Zentralbank Japan setzt weiter auf billiges Geld

Zwar erholt sich die Konjunktur in Japan allmählich. Doch die japanische Zentralbank hält weiter an ihrer extrem lockeren Geldpolitik fest.
Der Yen ist schwach: Und bei diesem Vorteil soll es vorerst auch bleiben, signalsiert die japanische Zentralbank

Der Yen ist schwach: Und bei diesem Vorteil soll es vorerst auch bleiben, signalsiert die japanische Zentralbank

Foto: REUTERS

Tokio - Die japanische Zentralbank hält unverändert an ihrer extrem lockeren Geldpolitik fest. Das beschloss die Bank von Japan (BoJ). Zudem hielt sie an ihrer Einschätzung der Wirtschaftslage fest, wonach sich die Konjunktur moderat erholt.
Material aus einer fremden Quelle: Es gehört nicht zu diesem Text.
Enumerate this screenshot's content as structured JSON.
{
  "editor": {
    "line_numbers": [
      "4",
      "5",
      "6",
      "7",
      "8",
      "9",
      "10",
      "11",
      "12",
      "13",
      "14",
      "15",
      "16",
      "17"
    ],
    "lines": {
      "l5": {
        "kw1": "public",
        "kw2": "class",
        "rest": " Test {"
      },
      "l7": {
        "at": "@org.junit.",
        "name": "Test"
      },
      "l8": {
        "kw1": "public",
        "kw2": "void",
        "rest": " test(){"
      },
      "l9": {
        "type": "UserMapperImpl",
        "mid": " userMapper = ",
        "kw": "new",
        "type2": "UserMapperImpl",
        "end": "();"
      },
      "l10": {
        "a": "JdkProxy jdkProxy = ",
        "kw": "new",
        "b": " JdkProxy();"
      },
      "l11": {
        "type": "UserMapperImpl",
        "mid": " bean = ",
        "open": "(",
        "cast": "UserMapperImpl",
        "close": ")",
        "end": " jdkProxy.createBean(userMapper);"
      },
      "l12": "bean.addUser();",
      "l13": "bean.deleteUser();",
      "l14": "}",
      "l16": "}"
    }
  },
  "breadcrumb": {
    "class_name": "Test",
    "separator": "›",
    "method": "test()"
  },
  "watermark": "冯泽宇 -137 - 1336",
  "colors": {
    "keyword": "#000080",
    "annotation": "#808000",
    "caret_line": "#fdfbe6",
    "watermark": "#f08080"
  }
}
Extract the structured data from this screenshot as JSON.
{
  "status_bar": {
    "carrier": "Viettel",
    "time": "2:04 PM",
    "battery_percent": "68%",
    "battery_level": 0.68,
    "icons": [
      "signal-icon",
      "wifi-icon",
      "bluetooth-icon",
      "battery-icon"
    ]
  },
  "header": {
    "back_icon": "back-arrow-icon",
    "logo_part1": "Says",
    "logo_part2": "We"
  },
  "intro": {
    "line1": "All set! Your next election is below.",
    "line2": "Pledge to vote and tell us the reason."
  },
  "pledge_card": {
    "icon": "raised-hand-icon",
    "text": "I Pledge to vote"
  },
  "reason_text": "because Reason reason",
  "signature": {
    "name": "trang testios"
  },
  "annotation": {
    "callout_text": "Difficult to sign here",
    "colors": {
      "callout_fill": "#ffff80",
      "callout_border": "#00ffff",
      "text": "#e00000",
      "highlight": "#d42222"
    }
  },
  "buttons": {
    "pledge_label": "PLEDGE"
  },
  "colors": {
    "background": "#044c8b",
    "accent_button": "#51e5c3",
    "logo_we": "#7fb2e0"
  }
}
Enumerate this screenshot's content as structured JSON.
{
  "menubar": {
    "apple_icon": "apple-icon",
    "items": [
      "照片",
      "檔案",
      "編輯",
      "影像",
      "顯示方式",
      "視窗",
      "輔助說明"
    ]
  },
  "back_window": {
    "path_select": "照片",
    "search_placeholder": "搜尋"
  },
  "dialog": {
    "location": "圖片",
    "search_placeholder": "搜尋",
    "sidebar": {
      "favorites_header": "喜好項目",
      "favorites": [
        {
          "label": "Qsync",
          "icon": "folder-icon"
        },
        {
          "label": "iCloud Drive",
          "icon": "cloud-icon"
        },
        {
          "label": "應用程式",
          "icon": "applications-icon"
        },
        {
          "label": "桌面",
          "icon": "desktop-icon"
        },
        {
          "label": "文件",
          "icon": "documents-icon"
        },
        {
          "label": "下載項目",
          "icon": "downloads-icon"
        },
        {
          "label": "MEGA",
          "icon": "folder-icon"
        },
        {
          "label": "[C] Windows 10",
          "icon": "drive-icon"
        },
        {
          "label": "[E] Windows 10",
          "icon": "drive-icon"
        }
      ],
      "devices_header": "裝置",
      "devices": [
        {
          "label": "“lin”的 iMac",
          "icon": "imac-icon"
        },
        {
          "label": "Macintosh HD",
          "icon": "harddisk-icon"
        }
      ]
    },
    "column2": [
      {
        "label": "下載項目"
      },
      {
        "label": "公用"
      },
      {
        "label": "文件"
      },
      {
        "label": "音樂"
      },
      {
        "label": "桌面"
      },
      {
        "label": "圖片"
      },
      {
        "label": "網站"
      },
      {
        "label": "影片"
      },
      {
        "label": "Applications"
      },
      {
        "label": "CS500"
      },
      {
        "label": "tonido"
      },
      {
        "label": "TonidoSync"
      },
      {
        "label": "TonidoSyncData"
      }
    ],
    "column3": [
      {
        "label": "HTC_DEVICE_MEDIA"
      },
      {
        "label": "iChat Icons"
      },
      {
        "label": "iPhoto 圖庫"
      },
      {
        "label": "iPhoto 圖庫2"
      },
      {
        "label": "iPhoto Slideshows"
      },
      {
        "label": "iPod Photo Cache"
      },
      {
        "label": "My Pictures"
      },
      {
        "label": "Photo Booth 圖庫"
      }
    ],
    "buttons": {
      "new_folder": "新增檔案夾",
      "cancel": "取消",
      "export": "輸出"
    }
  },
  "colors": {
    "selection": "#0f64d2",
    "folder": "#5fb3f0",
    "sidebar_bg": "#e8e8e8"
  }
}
Japans Notenbank hatte im April beschlossen, die Geldbasis in den kommenden zwei Jahren zu verdoppeln. Damit soll die jahrelange Deflation mit stetig fallenden Preisen überwunden werden. Dazu kauft die Notenbank auch verstärkt Staatsanleihen und riskantere Finanzinstrumente. Ziel ist eine Inflationsrate von zwei Prozent bis zum Jahr 2015.

Nach Einschätzung der Notenbanker gewinnt die Wirtschaft des Landes weiter an Schwung. Eine von der BoJ kürzlich vorgelegte Quartalsumfrage unter Unternehmen hatte ergeben, dass die Stimmung unter den Managern der Großindustrie angesichts steigender Exportgewinne in Folge des schwachen Yen so gut wie seit fast sechs Jahren nicht mehr ist.

Die rapide Abschwächung des Yen ist ein Nebeneffekt der durch die Zentralbank weit aufgerissenen Geldschleusen. Vor diesem Hintergrund hat Ministerpräsident Shinzo Abe beschlossen, die Verbrauchssteuer ab April 2014 von 5 auf 8 Prozent anzuheben, um die gigantische Staatsverschuldung einzudämmen.

Dass die Zentralbank trotz der konjunkturellen Erholung weiter auf billiges Geld setzt, liegt nach Meinung von Experten unter anderem auch an den Unwägbarkeiten auf Japans Exportmärkten wie etwa der Haushaltskrise in den USA. Um die Auswirkungen der geplanten Steuererhöhung in Japan abzumildern, zog die Regierung eine weitere Milliarden-Konjunkturspritze auf.